Objective The objective of this project is the development of a novel AI-based method to estimate microstructural parameters in the liver, specifically cell size and intracellular fraction, given paired examples of DW-MRI signals and microstructural features as seen on histology. We aim to outperform the estimation of microstructure by a well-established biophysical model. The method will be developed on pre-clinical data, and will be tested by deployment on in vivo patient data.
Methods Seven algorithms were implemented in Python, of which four voxel-wise Machine Learning (ML) (Linear Regression, Piecewise Linear Regression, K-Nearest Neighbour, Random-Forest Regres sor (RFR)), one patch-wise ML (PW-RFR), one voxel-wise Deep Learning (DL) (Multi-Layer-Perceptron (MLP)) and one patch-wise DL (PW-MLP). The algorithms were trained in a supervised manner, using MRI-derived data co-registered to histology-derived parametric maps of the targets (i.e. the ground truth) of seven mouse livers. The performance of the algorithms based on three input feature types is analysed: (i) the raw DW-MR-data, (ii) signal representations, (iii) parametric maps computed by fitting a multi-exponential biophysical model. Quantitative evaluation metrics (Mean Absolute Error (MAE) and Relative MAE) and visual inspection are used for performance assessment.
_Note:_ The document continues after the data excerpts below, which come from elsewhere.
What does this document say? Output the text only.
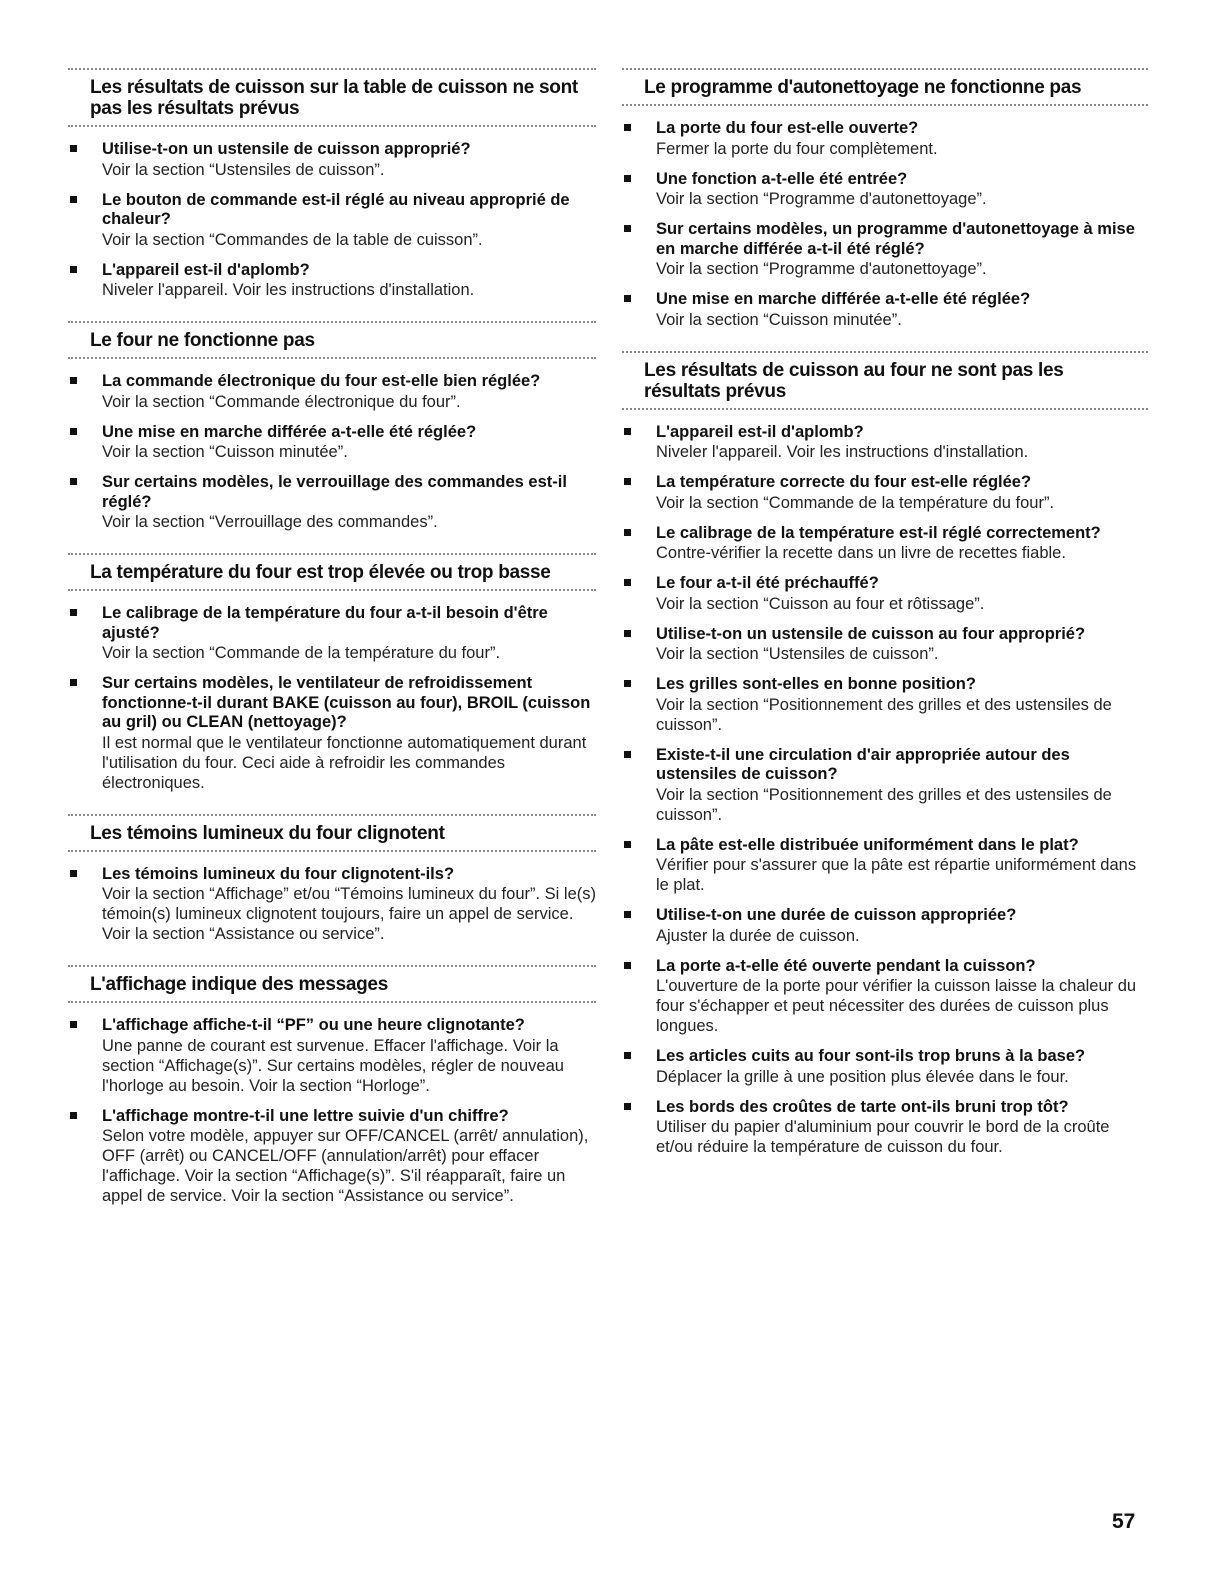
Les résultats de cuisson sur la table de cuisson ne sont pas les résultats prévus
Utilise-t-on un ustensile de cuisson approprié?
Voir la section “Ustensiles de cuisson”.
Le bouton de commande est-il réglé au niveau approprié de chaleur?
Voir la section “Commandes de la table de cuisson”.
L'appareil est-il d'aplomb?
Niveler l'appareil. Voir les instructions d'installation.
Le four ne fonctionne pas
La commande électronique du four est-elle bien réglée?
Voir la section “Commande électronique du four”.
Une mise en marche différée a-t-elle été réglée?
Voir la section “Cuisson minutée”.
Sur certains modèles, le verrouillage des commandes est-il réglé?
Voir la section “Verrouillage des commandes”.
La température du four est trop élevée ou trop basse
Le calibrage de la température du four a-t-il besoin d'être ajusté?
Voir la section “Commande de la température du four”.
Sur certains modèles, le ventilateur de refroidissement fonctionne-t-il durant BAKE (cuisson au four), BROIL (cuisson au gril) ou CLEAN (nettoyage)?
Il est normal que le ventilateur fonctionne automatiquement durant l'utilisation du four. Ceci aide à refroidir les commandes électroniques.
Les témoins lumineux du four clignotent
Les témoins lumineux du four clignotent-ils?
Voir la section “Affichage” et/ou “Témoins lumineux du four”. Si le(s) témoin(s) lumineux clignotent toujours, faire un appel de service. Voir la section “Assistance ou service”.
L'affichage indique des messages
L'affichage affiche-t-il “PF” ou une heure clignotante?
Une panne de courant est survenue. Effacer l'affichage. Voir la section “Affichage(s)”. Sur certains modèles, régler de nouveau l'horloge au besoin. Voir la section “Horloge”.
L'affichage montre-t-il une lettre suivie d'un chiffre?
Selon votre modèle, appuyer sur OFF/CANCEL (arrêt/ annulation), OFF (arrêt) ou CANCEL/OFF (annulation/arrêt) pour effacer l'affichage. Voir la section “Affichage(s)”. S'il réapparaît, faire un appel de service. Voir la section “Assistance ou service”.
Le programme d'autonettoyage ne fonctionne pas
La porte du four est-elle ouverte?
Fermer la porte du four complètement.
Une fonction a-t-elle été entrée?
Voir la section “Programme d'autonettoyage”.
Sur certains modèles, un programme d'autonettoyage à mise en marche différée a-t-il été réglé?
Voir la section “Programme d'autonettoyage”.
Une mise en marche différée a-t-elle été réglée?
Voir la section “Cuisson minutée”.
Les résultats de cuisson au four ne sont pas les résultats prévus
L'appareil est-il d'aplomb?
Niveler l'appareil. Voir les instructions d'installation.
La température correcte du four est-elle réglée?
Voir la section “Commande de la température du four”.
Le calibrage de la température est-il réglé correctement?
Contre-vérifier la recette dans un livre de recettes fiable.
Le four a-t-il été préchauffé?
Voir la section “Cuisson au four et rôtissage”.
Utilise-t-on un ustensile de cuisson au four approprié?
Voir la section “Ustensiles de cuisson”.
Les grilles sont-elles en bonne position?
Voir la section “Positionnement des grilles et des ustensiles de cuisson”.
Existe-t-il une circulation d'air appropriée autour des ustensiles de cuisson?
Voir la section “Positionnement des grilles et des ustensiles de cuisson”.
La pâte est-elle distribuée uniformément dans le plat?
Vérifier pour s'assurer que la pâte est répartie uniformément dans le plat.
Utilise-t-on une durée de cuisson appropriée?
Ajuster la durée de cuisson.
La porte a-t-elle été ouverte pendant la cuisson?
L'ouverture de la porte pour vérifier la cuisson laisse la chaleur du four s'échapper et peut nécessiter des durées de cuisson plus longues.
Les articles cuits au four sont-ils trop bruns à la base?
Déplacer la grille à une position plus élevée dans le four.
Les bords des croûtes de tarte ont-ils bruni trop tôt?
Utiliser du papier d'aluminium pour couvrir le bord de la croûte et/ou réduire la température de cuisson du four.
57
The most promising pre-trained algorithm from the pre-clinical study is consequently tested on clinical data of three patients.
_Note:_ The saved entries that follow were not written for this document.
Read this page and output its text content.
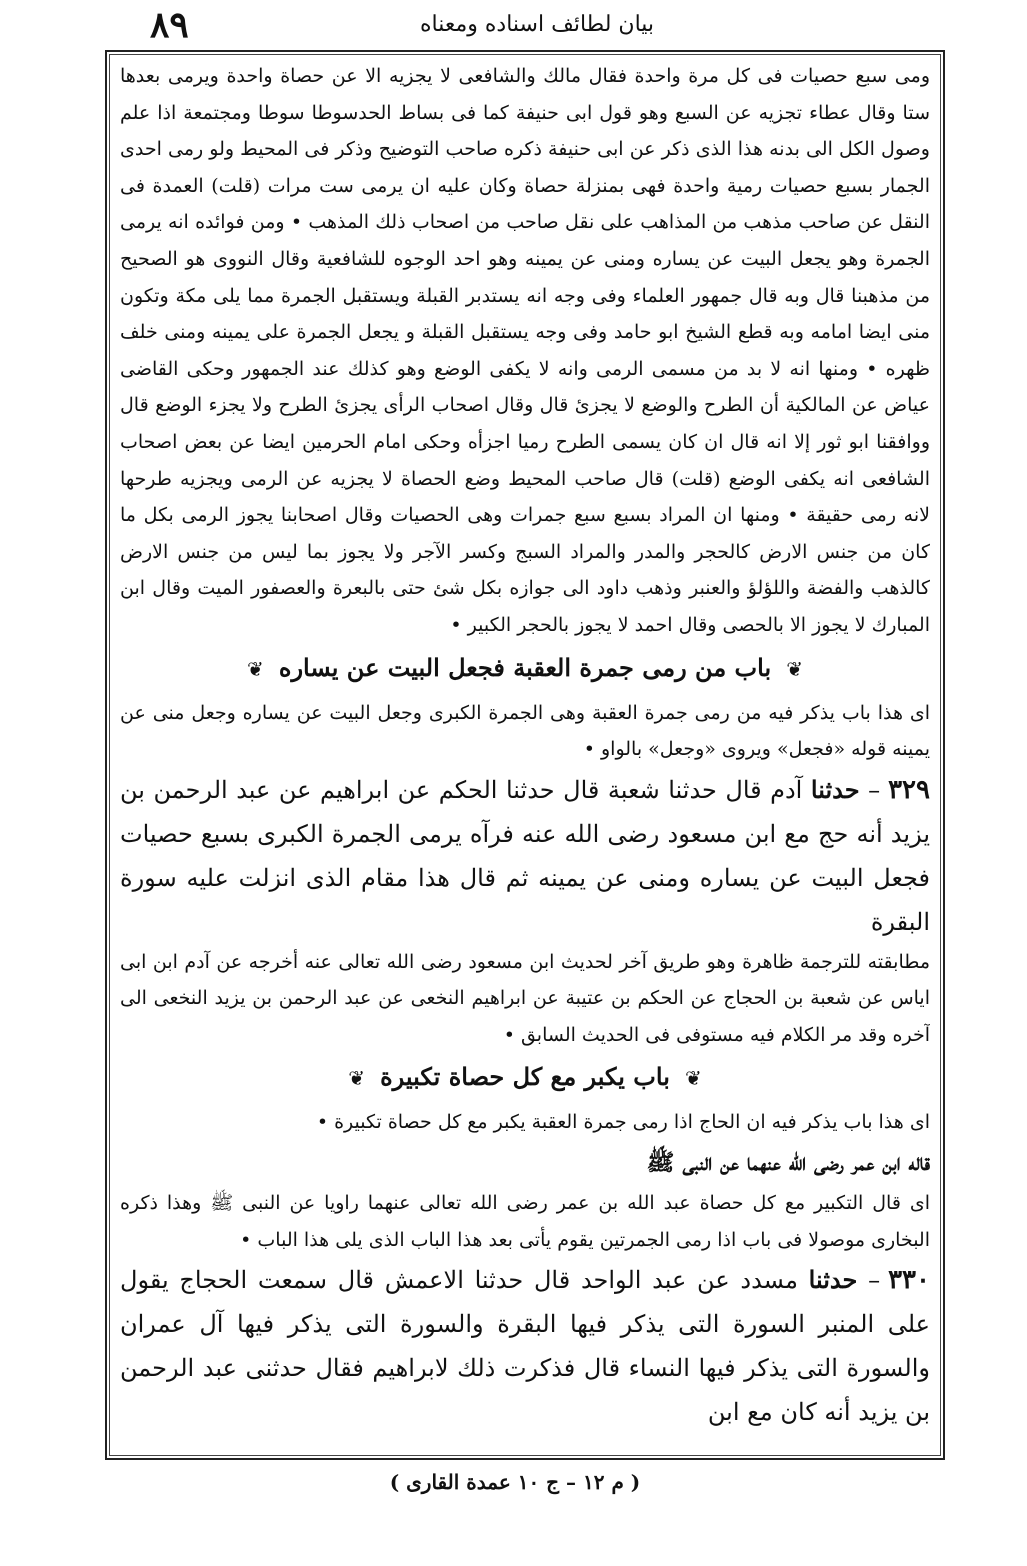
٨٩	بيان لطائف اسناده ومعناه

ومى سبع حصيات فى كل مرة واحدة فقال مالك والشافعى لا يجزيه الا عن حصاة واحدة ويرمى بعدها ستا وقال عطاء تجزيه عن السبع وهو قول ابى حنيفة كما فى بساط الحدسوطا سوطا ومجتمعة اذا علم وصول الكل الى بدنه هذا الذى ذكر عن ابى حنيفة ذكره صاحب التوضيح وذكر فى المحيط ولو رمى احدى الجمار بسبع حصيات رمية واحدة فهى بمنزلة حصاة وكان عليه ان يرمى ست مرات (قلت) العمدة فى النقل عن صاحب مذهب من المذاهب على نقل صاحب من اصحاب ذلك المذهب • ومن فوائده انه يرمى الجمرة وهو يجعل البيت عن يساره ومنى عن يمينه وهو احد الوجوه للشافعية وقال النووى هو الصحيح من مذهبنا قال وبه قال جمهور العلماء وفى وجه انه يستدبر القبلة ويستقبل الجمرة مما يلى مكة وتكون منى ايضا امامه وبه قطع الشيخ ابو حامد وفى وجه يستقبل القبلة و يجعل الجمرة على يمينه ومنى خلف ظهره • ومنها انه لا بد من مسمى الرمى وانه لا يكفى الوضع وهو كذلك عند الجمهور وحكى القاضى عياض عن المالكية أن الطرح والوضع لا يجزئ قال وقال اصحاب الرأى يجزئ الطرح ولا يجزء الوضع قال ووافقنا ابو ثور إلا انه قال ان كان يسمى الطرح رميا اجزأه وحكى امام الحرمين ايضا عن بعض اصحاب الشافعى انه يكفى الوضع (قلت) قال صاحب المحيط وضع الحصاة لا يجزيه عن الرمى ويجزيه طرحها لانه رمى حقيقة • ومنها ان المراد بسبع سبع جمرات وهى الحصيات وقال اصحابنا يجوز الرمى بكل ما كان من جنس الارض كالحجر والمدر والمراد السبج وكسر الآجر ولا يجوز بما ليس من جنس الارض كالذهب والفضة واللؤلؤ والعنبر وذهب داود الى جوازه بكل شئ حتى بالبعرة والعصفور الميت وقال ابن المبارك لا يجوز الا بالحصى وقال احمد لا يجوز بالحجر الكبير •

❦ باب من رمى جمرة العقبة فجعل البيت عن يساره ❦

اى هذا باب يذكر فيه من رمى جمرة العقبة وهى الجمرة الكبرى وجعل البيت عن يساره وجعل منى عن يمينه قوله «فجعل» ويروى «وجعل» بالواو •

٣٢٩– حدثنا آدم قال حدثنا شعبة قال حدثنا الحكم عن ابراهيم عن عبد الرحمن بن يزيد أنه حج مع ابن مسعود رضى الله عنه فرآه يرمى الجمرة الكبرى بسبع حصيات فجعل البيت عن يساره ومنى عن يمينه ثم قال هذا مقام الذى انزلت عليه سورة البقرة

مطابقته للترجمة ظاهرة وهو طريق آخر لحديث ابن مسعود رضى الله تعالى عنه أخرجه عن آدم ابن ابى اياس عن شعبة بن الحجاج عن الحكم بن عتيبة عن ابراهيم النخعى عن عبد الرحمن بن يزيد النخعى الى آخره وقد مر الكلام فيه مستوفى فى الحديث السابق •

❦ باب يكبر مع كل حصاة تكبيرة ❦

اى هذا باب يذكر فيه ان الحاج اذا رمى جمرة العقبة يكبر مع كل حصاة تكبيرة •

قاله ابن عمر رضى الله عنهما عن النبى ﷺ

اى قال التكبير مع كل حصاة عبد الله بن عمر رضى الله تعالى عنهما راويا عن النبى ﷺ وهذا ذكره البخارى موصولا فى باب اذا رمى الجمرتين يقوم يأتى بعد هذا الباب الذى يلى هذا الباب •

٣٣٠– حدثنا مسدد عن عبد الواحد قال حدثنا الاعمش قال سمعت الحجاج يقول على المنبر السورة التى يذكر فيها البقرة والسورة التى يذكر فيها آل عمران والسورة التى يذكر فيها النساء قال فذكرت ذلك لابراهيم فقال حدثنى عبد الرحمن بن يزيد أنه كان مع ابن

( م ١٢ – ج ١٠ عمدة القارى )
Results Based on quantitive evaluation metrics and visual inspection of the predictions in comparison with the histology-derived ground truth, the PW-RFR was found to be the most promising algorithm. With the PW-MLP exhibiting the second best results, the importance of incorporating spatial information, here via the patch-wise approach, is supported. No large differences were observed in the performance of the best algorithm, the PW-RFR, for the three input feature types. From the clinical study appeared that the PW-RFR is able to at least partly capture notable contrasts in the lesion microstructure, and the predictions are in a realistic range in comparison with histology-derived microstructure values as obtained via biopsy of the lesions.
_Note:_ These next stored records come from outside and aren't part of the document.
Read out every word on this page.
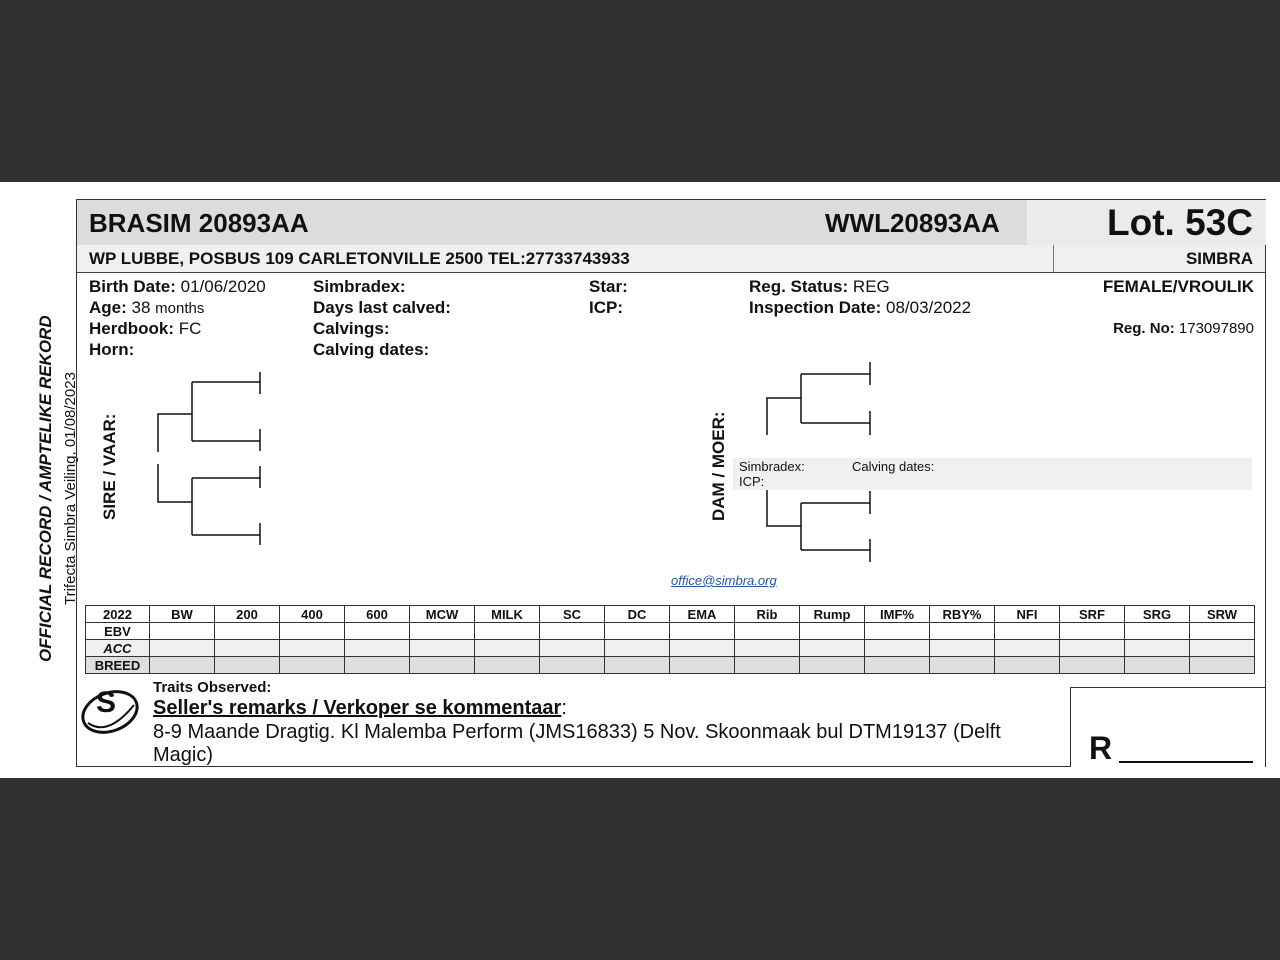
OFFICIAL RECORD / AMPTELIKE REKORD Trifecta Simbra Veiling, 01/08/2023
BRASIM 20893AA	WWL20893AA	Lot. 53C
WP LUBBE, POSBUS 109 CARLETONVILLE 2500 TEL:27733743933	SIMBRA
Birth Date: 01/06/2020
Age: 38 months
Herdbook: FC
Horn:
Simbradex:
Days last calved:
Calvings:
Calving dates:
Star:
ICP:
Reg. Status: REG
Inspection Date: 08/03/2022
FEMALE/VROULIK
Reg. No: 173097890
SIRE / VAAR:	DAM / MOER: Simbradex:	Calving dates:
ICP:
office@simbra.org
2022	BW	200	400	600	MCW	MILK	SC	DC	EMA	Rib	Rump	IMF%	RBY%	NFI	SRF	SRG	SRW
EBV																	
ACC																	
BREED																	
S Traits Observed:
Seller's remarks / Verkoper se kommentaar:
8-9 Maande Dragtig. Kl Malemba Perform (JMS16833) 5 Nov. Skoonmaak bul DTM19137 (Delft Magic)	R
Conclusion The PW-RFR algorithm demonstrates a promising performance in both the pre-clinical and the clinical experiment. This points towards the feasibility of developing tools that learn how to predict histopathological characteristics from DW-MRI on pre-clinical MRI-histology data, and consequently deploy these tools in a clinical setting. However, these results are preliminary, and further validation on larger and more diverse datasets is required.